One source with direct knowledge of Monday's discussion said it was intended to be followed by others on specific topics.
The Commission and representatives of those governments present at the meeting declined official comment. Britain, the EU's second biggest economy, was not present.
EU institutions and Britain's 27 partner states have been at great pains to avoid discussing in public the possibility that Brexit could actually happen, for fear of fuelling a Leave vote. Many senior officials admit in private they have no clear idea how events might unfold on the morning after.
While officials have acknowledged that informal discussions have been going on to consider how to react to what would be a political earthquake felt across Europe, Monday's meeting was a first confirmation of a more formal planning process.
Another source said the aim was not to prepare for the unprecedented, years-long negotiations that would be needed to unpick 43 years of British EU membership. Rather officials wanted to be ready to coordinate what kind of first response, especially what communication strategy, would be needed in the hours and days after an "Out" vote.
"The idea is to have something prepared, not leave it for the day after June 23," a third source said.
Slovakia, which takes over the EU's rotating presidency in July, was among countries present at the meeting, sources said. Several added that no clear conclusions were reached on Monday.
A spokesman for the Commission, and French and German representatives, declined to comment on the meeting. The Commission spokesman stressed the EU executive was preparing for Britain to maintain its membership of the 28-nation bloc.
"We don't have a Plan B," said Alexander Winterstein.
European leaders have postponed a regular EU summit that should have been held on June 23-24 until June 28-29, to give themselves four days to digest the result of the British vote.
If the Leave campaign wins, officials expect the European Central Bank, the Bank of England and others to be ready to respond to heavy market volatility on Friday, June 25.
Sterling has dropped when opinion polls have tended toward Brexit but has strengthened to 3-1/2 month highs as Remain's lead has firmed in polls which are still uncertain.
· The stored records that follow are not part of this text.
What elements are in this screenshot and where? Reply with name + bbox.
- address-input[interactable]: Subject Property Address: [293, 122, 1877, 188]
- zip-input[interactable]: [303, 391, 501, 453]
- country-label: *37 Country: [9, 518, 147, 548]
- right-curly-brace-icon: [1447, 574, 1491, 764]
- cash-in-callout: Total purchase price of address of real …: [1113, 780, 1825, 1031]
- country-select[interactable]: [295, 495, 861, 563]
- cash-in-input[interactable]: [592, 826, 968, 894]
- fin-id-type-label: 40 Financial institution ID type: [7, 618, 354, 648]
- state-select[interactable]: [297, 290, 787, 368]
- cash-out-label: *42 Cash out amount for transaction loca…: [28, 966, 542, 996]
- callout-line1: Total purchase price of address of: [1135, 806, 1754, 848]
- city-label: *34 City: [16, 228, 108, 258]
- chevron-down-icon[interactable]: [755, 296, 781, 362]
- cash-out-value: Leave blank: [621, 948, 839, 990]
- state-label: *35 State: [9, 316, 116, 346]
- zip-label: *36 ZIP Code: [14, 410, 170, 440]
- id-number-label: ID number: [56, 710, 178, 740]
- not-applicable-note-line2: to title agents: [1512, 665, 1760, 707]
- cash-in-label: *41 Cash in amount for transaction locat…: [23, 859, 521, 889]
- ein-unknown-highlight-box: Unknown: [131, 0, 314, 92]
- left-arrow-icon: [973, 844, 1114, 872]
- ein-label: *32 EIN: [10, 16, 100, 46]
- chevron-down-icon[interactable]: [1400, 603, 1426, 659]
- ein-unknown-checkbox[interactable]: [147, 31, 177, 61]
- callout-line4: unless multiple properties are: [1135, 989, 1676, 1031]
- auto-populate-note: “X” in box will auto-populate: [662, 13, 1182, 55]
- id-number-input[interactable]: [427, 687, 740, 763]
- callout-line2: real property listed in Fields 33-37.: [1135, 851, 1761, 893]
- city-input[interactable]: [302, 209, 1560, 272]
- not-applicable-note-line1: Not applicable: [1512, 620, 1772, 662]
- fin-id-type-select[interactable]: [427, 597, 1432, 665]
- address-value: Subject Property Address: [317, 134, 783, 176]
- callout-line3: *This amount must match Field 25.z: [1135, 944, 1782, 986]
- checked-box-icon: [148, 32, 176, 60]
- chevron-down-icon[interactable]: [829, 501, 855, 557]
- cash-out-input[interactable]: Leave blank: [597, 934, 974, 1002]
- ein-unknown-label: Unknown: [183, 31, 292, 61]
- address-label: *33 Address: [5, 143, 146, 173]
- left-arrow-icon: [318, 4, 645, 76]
If Britain votes to leave, the 28 European Commissioners -- one from each state, including Britain's Jonathan Hill -- would probably hold an emergency meeting on Sunday, June 27, EU officials say. They would prepare a strategy before the meeting of EU state leaders on the Tuesday.
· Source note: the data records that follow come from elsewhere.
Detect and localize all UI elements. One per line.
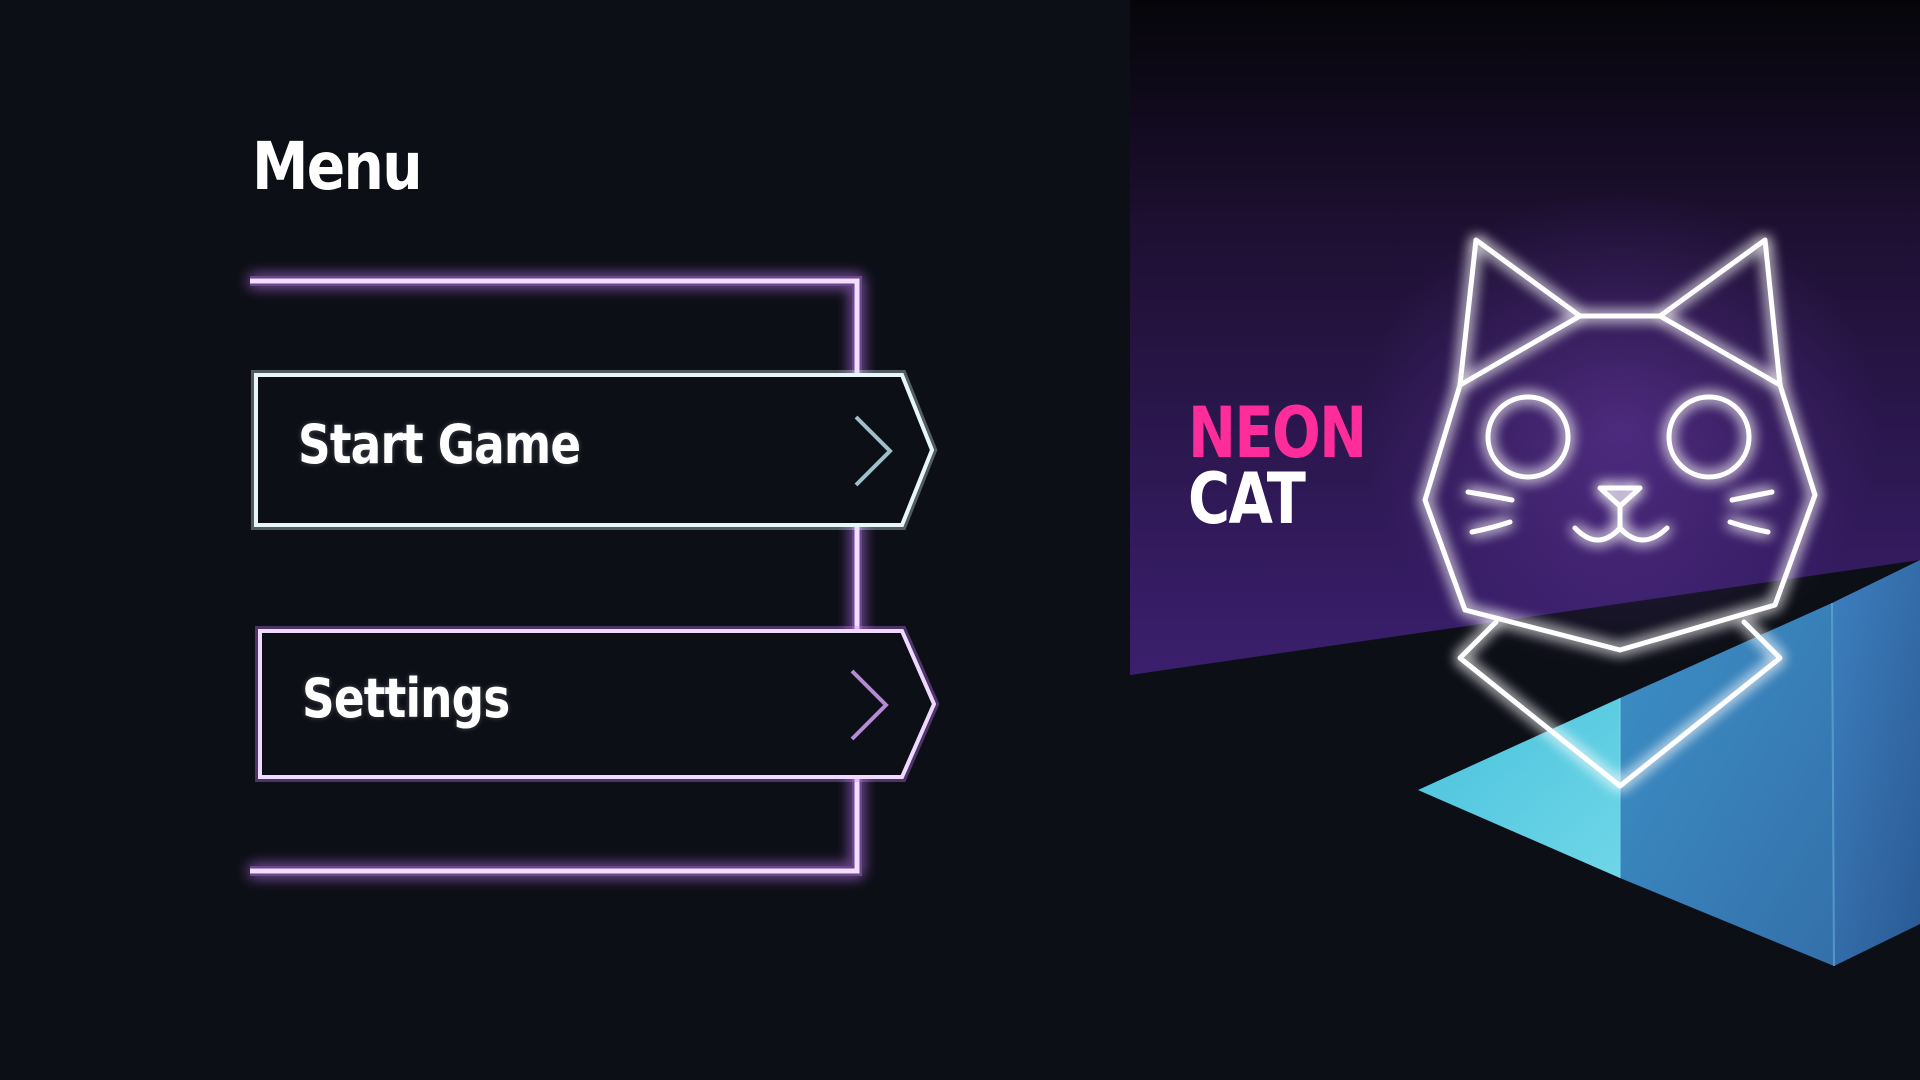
main-menu-screen: Menu Start Game Settings NEON CAT <box>0 0 1920 1080</box>
menu-title: Menu <box>252 128 423 205</box>
logo-line-neon: NEON <box>1188 392 1367 474</box>
cube-face-cyan <box>1418 698 1620 878</box>
start-game-button[interactable]: Start Game <box>251 370 938 530</box>
game-logo: NEON CAT <box>1188 392 1367 540</box>
settings-button[interactable]: Settings <box>255 626 940 782</box>
start-game-label: Start Game <box>298 413 581 476</box>
cube-face-side <box>1832 560 1920 966</box>
settings-label: Settings <box>302 667 510 730</box>
logo-line-cat: CAT <box>1188 458 1306 540</box>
"The idea is to have everything ready for the Monday," one EU source said of plans to coordinate a response in Brussels.
"There will be a lot of talk about the show goes on," said another. "There will be expressions of regret, of respect for the wishes of the British people, and probably some dire warnings about consequences to discourage others from doing the same.
"It will be important to coordinate who says what when, and for the EU, minus Britain, to be seen speaking with one voice."
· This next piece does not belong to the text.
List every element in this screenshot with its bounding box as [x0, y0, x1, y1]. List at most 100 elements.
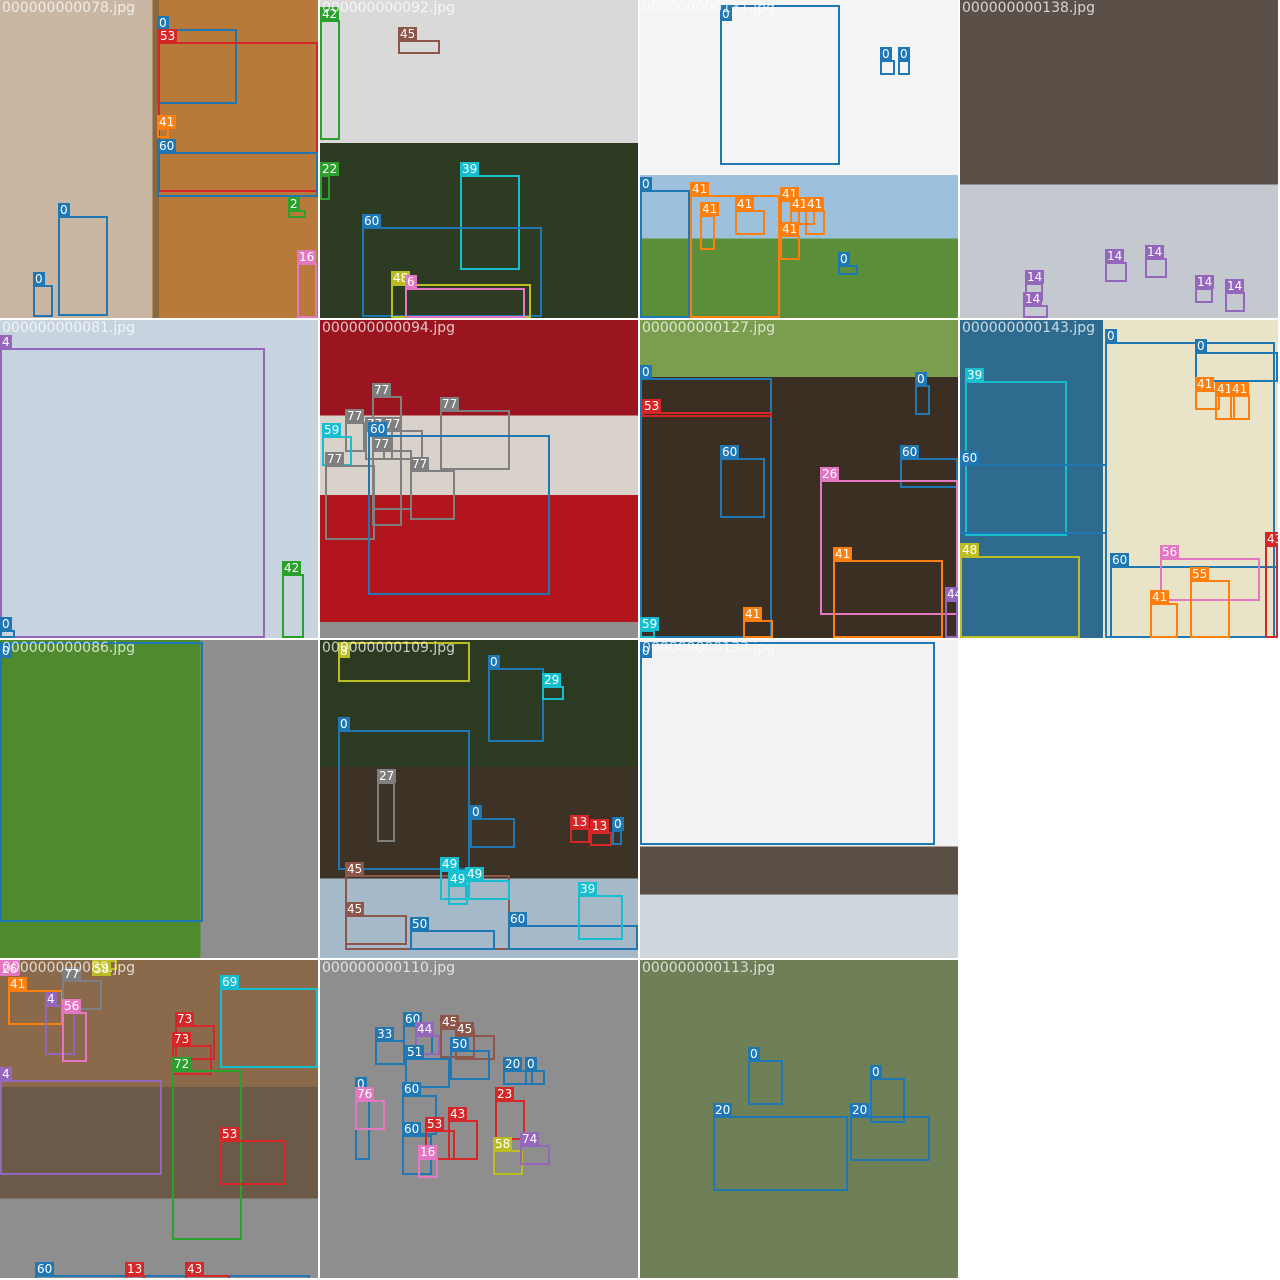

Some diplomats speculate that France and Germany, who drove the foundation of the EU after World War Two, could announce new areas of closer integration in the bloc without Britain. But big differences between Paris and Berlin, both preparing for national elections next year, mean few expect substantial new plans to deepen cooperation in the euro zone.
Cameron has said he would act on a Leave vote "immediately" to trigger a process, set out in Article 50 of the EU treaty, to launch negotiations for Britain to withdraw. The treaty sets out a two-year period for talks, after which Britain would be out unless all states agreed to an extension -- a scenario many British and EU officials and diplomats say is unlikely.
Questions remain about how Cameron, who is widely expected to resign if he loses, will deliver Britain's request to leave.
Assuming he has not been replaced by a new leader by June 28, he might deliver it to the summit in person. But some diplomats question whether he would have the authority to trigger Article 50 talks as a caretaker premier.